Nagel-Schreckenberg Traffic Simulation

The most annoying thing about driving for some people are certainly traffic jams. I get even more upset when I leave the traffic jam and there was no reason for it in the first place: so-called “phantom traffic”. A simple, yet good model of traffic is the Nagel-Schreckenberg model. It explained, for the first time, phantom congestion as a result of dawdling and tailgating.

Observations

Cars move along a road with a periodic boundary condition (ring), accelerate when they can and brake before they crash into the car in front of them. This boundary condition is often used in theoretical solid state physics and is a good approximation for large distances. With some probability $p_1$ drivers dawdle and slow down. The road is one pixel wide and goes along the $x$ axis. Along the $y$-axis the time evolution of the road is plotted. You can see that slower stripes in yellow appear and disappear quickly if the drivers do not dawdle much. If the drivers are not so attentive, traffic jams form (red stripes), which dissolve again by themselves.

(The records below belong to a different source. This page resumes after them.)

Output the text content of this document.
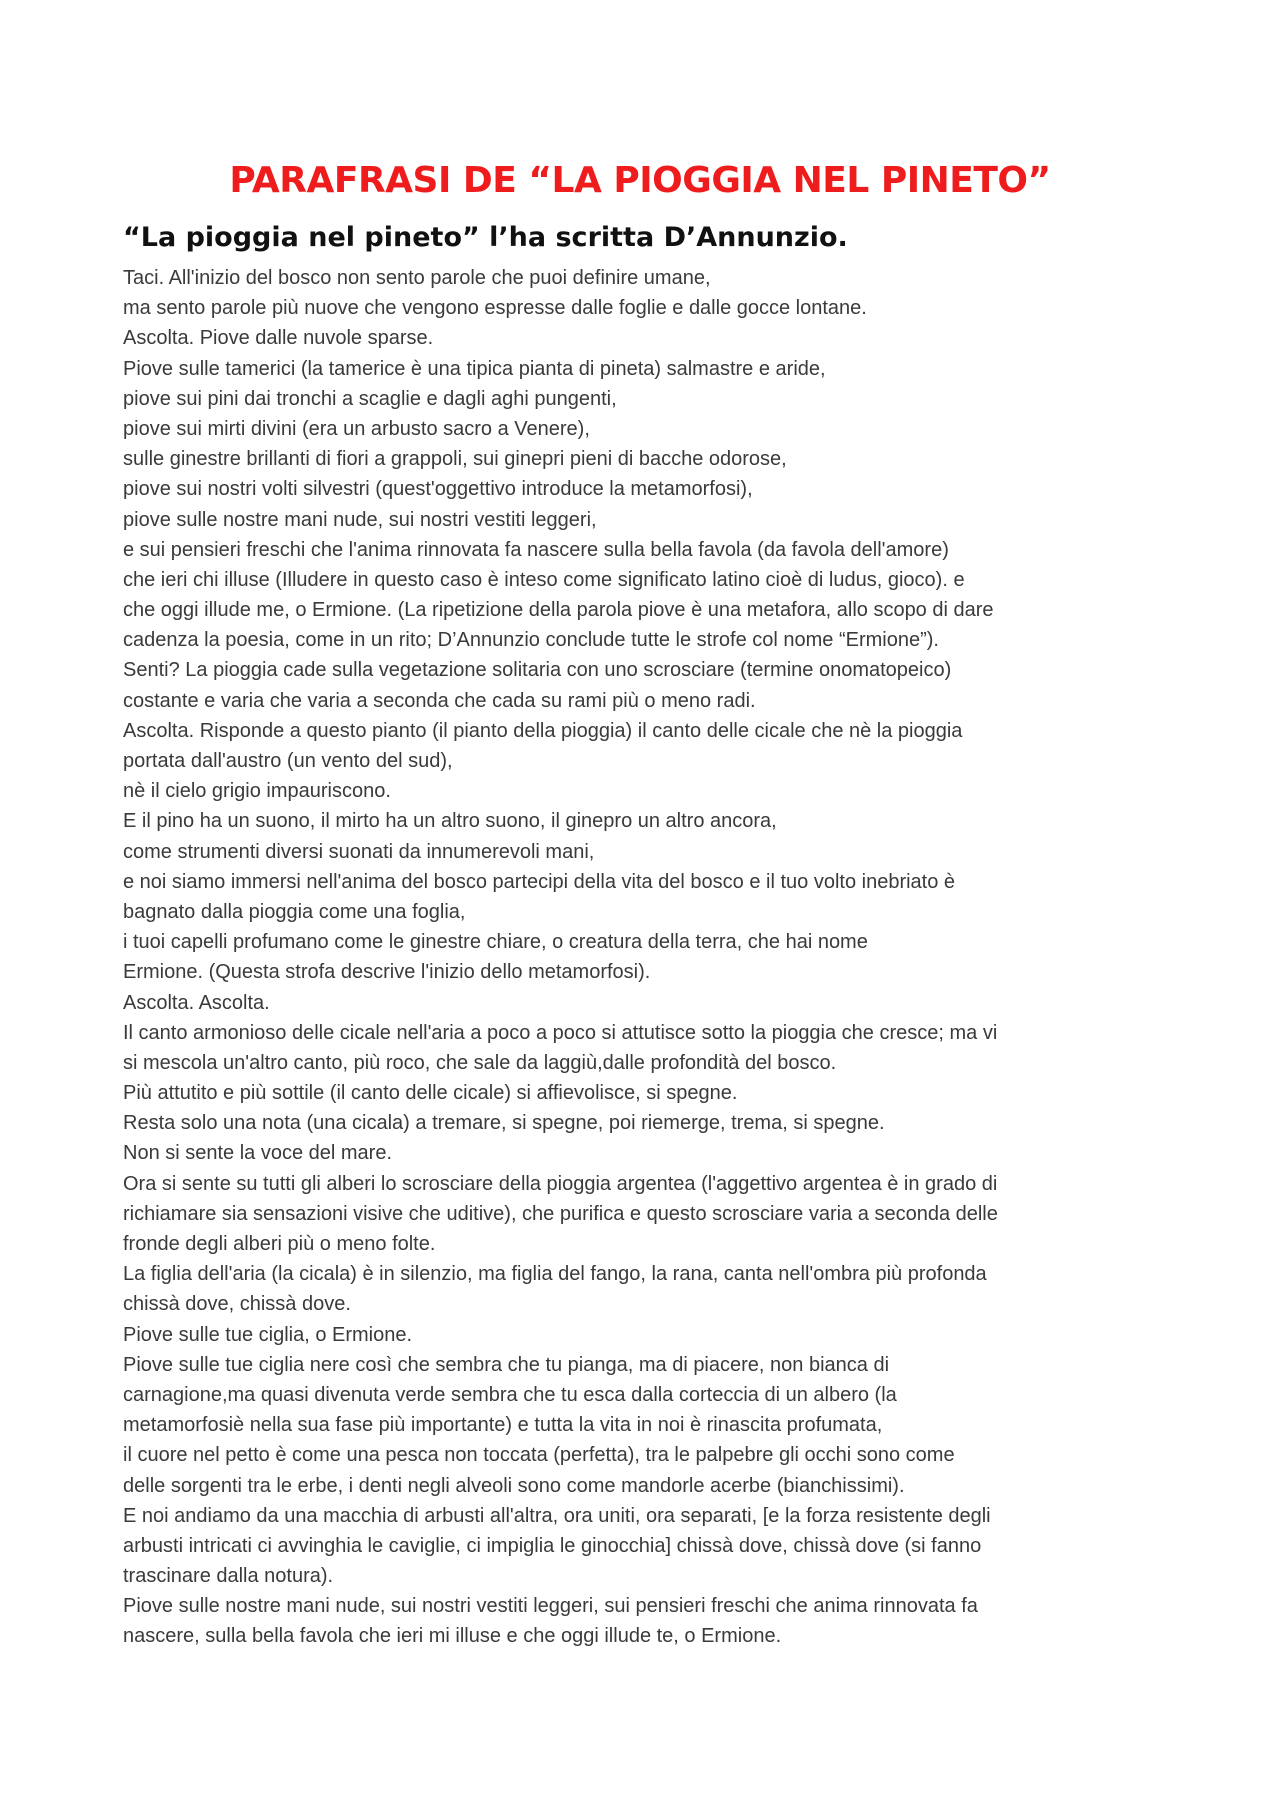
PARAFRASI DE “LA PIOGGIA NEL PINETO”
“La pioggia nel pineto” l’ha scritta D’Annunzio.
Taci. All'inizio del bosco non sento parole che puoi definire umane,
ma sento parole più nuove che vengono espresse dalle foglie e dalle gocce lontane.
Ascolta. Piove dalle nuvole sparse.
Piove sulle tamerici (la tamerice è una tipica pianta di pineta) salmastre e aride,
piove sui pini dai tronchi a scaglie e dagli aghi pungenti,
piove sui mirti divini (era un arbusto sacro a Venere),
sulle ginestre brillanti di fiori a grappoli, sui ginepri pieni di bacche odorose,
piove sui nostri volti silvestri (quest'oggettivo introduce la metamorfosi),
piove sulle nostre mani nude, sui nostri vestiti leggeri,
e sui pensieri freschi che l'anima rinnovata fa nascere sulla bella favola (da favola dell'amore)
che ieri chi illuse (Illudere in questo caso è inteso come significato latino cioè di ludus, gioco). e
che oggi illude me, o Ermione. (La ripetizione della parola piove è una metafora, allo scopo di dare
cadenza la poesia, come in un rito; D’Annunzio conclude tutte le strofe col nome “Ermione”).
Senti? La pioggia cade sulla vegetazione solitaria con uno scrosciare (termine onomatopeico)
costante e varia che varia a seconda che cada su rami più o meno radi.
Ascolta. Risponde a questo pianto (il pianto della pioggia) il canto delle cicale che nè la pioggia
portata dall'austro (un vento del sud),
nè il cielo grigio impauriscono.
E il pino ha un suono, il mirto ha un altro suono, il ginepro un altro ancora,
come strumenti diversi suonati da innumerevoli mani,
e noi siamo immersi nell'anima del bosco partecipi della vita del bosco e il tuo volto inebriato è
bagnato dalla pioggia come una foglia,
i tuoi capelli profumano come le ginestre chiare, o creatura della terra, che hai nome
Ermione. (Questa strofa descrive l'inizio dello metamorfosi).
Ascolta. Ascolta.
Il canto armonioso delle cicale nell'aria a poco a poco si attutisce sotto la pioggia che cresce; ma vi
si mescola un'altro canto, più roco, che sale da laggiù,dalle profondità del bosco.
Più attutito e più sottile (il canto delle cicale) si affievolisce, si spegne.
Resta solo una nota (una cicala) a tremare, si spegne, poi riemerge, trema, si spegne.
Non si sente la voce del mare.
Ora si sente su tutti gli alberi lo scrosciare della pioggia argentea (l'aggettivo argentea è in grado di
richiamare sia sensazioni visive che uditive), che purifica e questo scrosciare varia a seconda delle
fronde degli alberi più o meno folte.
La figlia dell'aria (la cicala) è in silenzio, ma figlia del fango, la rana, canta nell'ombra più profonda
chissà dove, chissà dove.
Piove sulle tue ciglia, o Ermione.
Piove sulle tue ciglia nere così che sembra che tu pianga, ma di piacere, non bianca di
carnagione,ma quasi divenuta verde sembra che tu esca dalla corteccia di un albero (la
metamorfosiè nella sua fase più importante) e tutta la vita in noi è rinascita profumata,
il cuore nel petto è come una pesca non toccata (perfetta), tra le palpebre gli occhi sono come
delle sorgenti tra le erbe, i denti negli alveoli sono come mandorle acerbe (bianchissimi).
E noi andiamo da una macchia di arbusti all'altra, ora uniti, ora separati, [e la forza resistente degli
arbusti intricati ci avvinghia le caviglie, ci impiglia le ginocchia] chissà dove, chissà dove (si fanno
trascinare dalla notura).
Piove sulle nostre mani nude, sui nostri vestiti leggeri, sui pensieri freschi che anima rinnovata fa
nascere, sulla bella favola che ieri mi illuse e che oggi illude te, o Ermione.
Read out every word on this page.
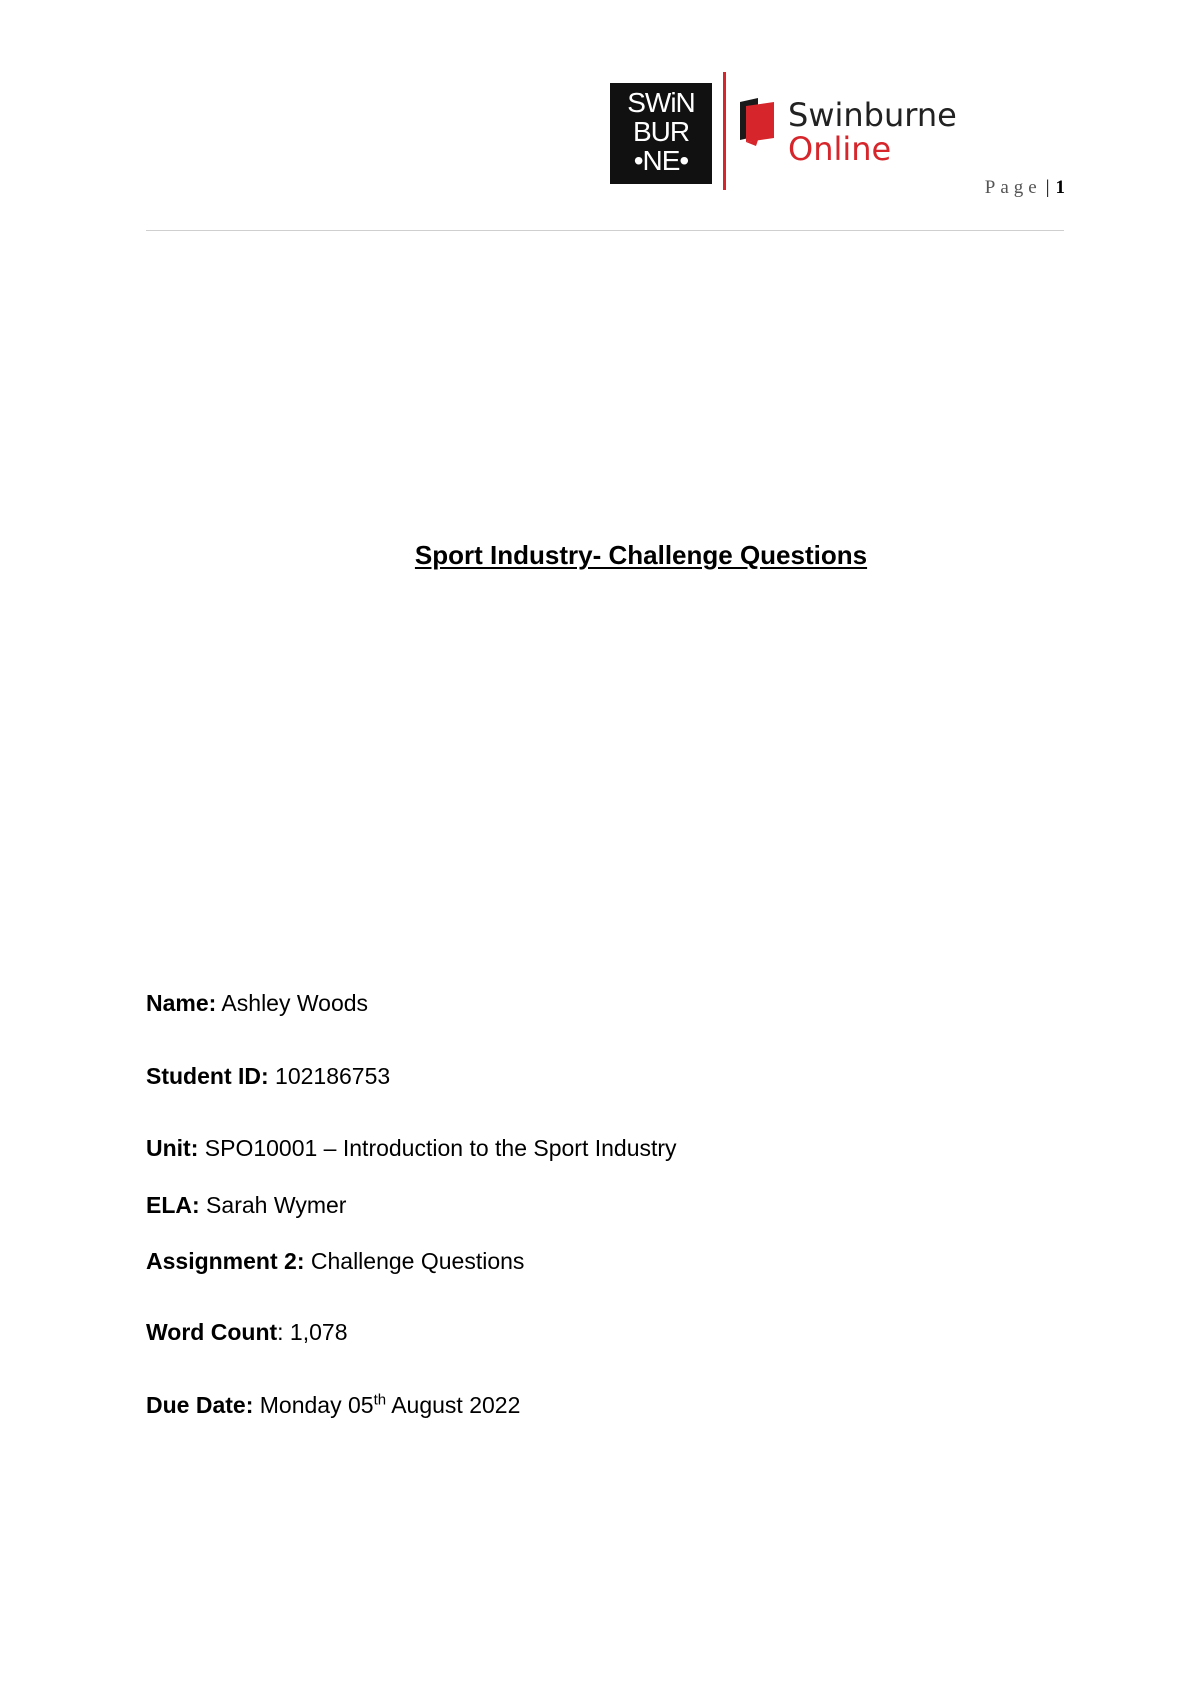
SWiN
BUR
•NE•
Swinburne
Online
Page | 1
Sport Industry- Challenge Questions
Name: Ashley Woods
Student ID: 102186753
Unit: SPO10001 – Introduction to the Sport Industry
ELA: Sarah Wymer
Assignment 2: Challenge Questions
Word Count: 1,078
Due Date: Monday 05th August 2022
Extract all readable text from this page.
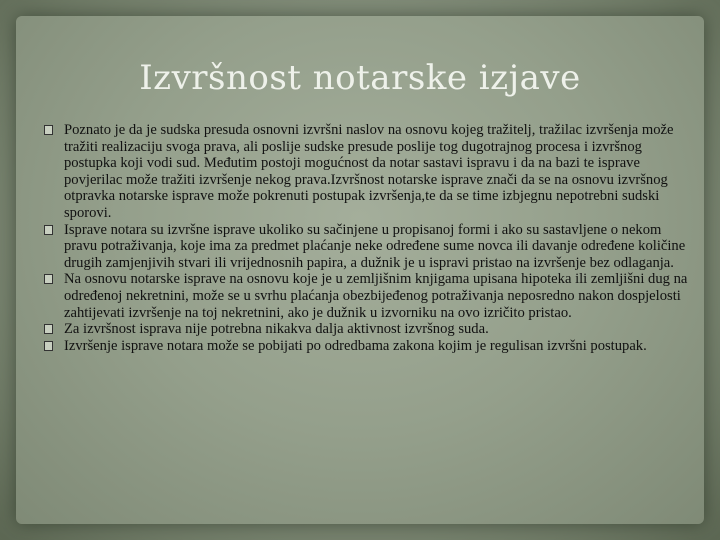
Izvršnost notarske izjave
Poznato je da je sudska presuda osnovni izvršni naslov na osnovu kojeg tražitelj, tražilac izvršenja može tražiti realizaciju svoga prava, ali poslije sudske presude poslije tog dugotrajnog procesa i izvršnog postupka koji vodi sud. Međutim postoji mogućnost da notar sastavi ispravu i da na bazi te isprave povjerilac može tražiti izvršenje nekog prava.Izvršnost notarske isprave znači da se na osnovu izvršnog otpravka notarske isprave može pokrenuti postupak izvršenja,te da se time izbjegnu nepotrebni sudski sporovi.
Isprave notara su izvršne isprave ukoliko su sačinjene u propisanoj formi i ako su sastavljene o nekom pravu potraživanja, koje ima za predmet plaćanje neke određene sume novca ili davanje određene količine drugih zamjenjivih stvari ili vrijednosnih papira, a dužnik je u ispravi pristao na izvršenje bez odlaganja.
Na osnovu notarske isprave na osnovu koje je u zemljišnim knjigama upisana hipoteka ili zemljišni dug na određenoj nekretnini, može se u svrhu plaćanja obezbijeđenog potraživanja neposredno nakon dospjelosti zahtijevati izvršenje na toj nekretnini, ako je dužnik u izvorniku na ovo izričito pristao.
Za izvršnost isprava nije potrebna nikakva dalja aktivnost izvršnog suda.
Izvršenje isprave notara može se pobijati po odredbama zakona kojim je regulisan izvršni postupak.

Of course, drivers (hopefully) don’t just slow down out of the blue. One important correction is the velocity-dependent randomization (VDR). It is assumed that when starting $v=0$, the dawdling probability $p_2$ is much GREATER than otherwise. The effect due to dawdling is even more pronounced here, and once a jam has formed it dissipates more slowly. Also, more congestion forms when the maximum speed is higher because drivers tailgate more closely and have to brake more. Even if the maximum speed allowed doubles, the average speed ${\mu }_v$ increases by much less than double.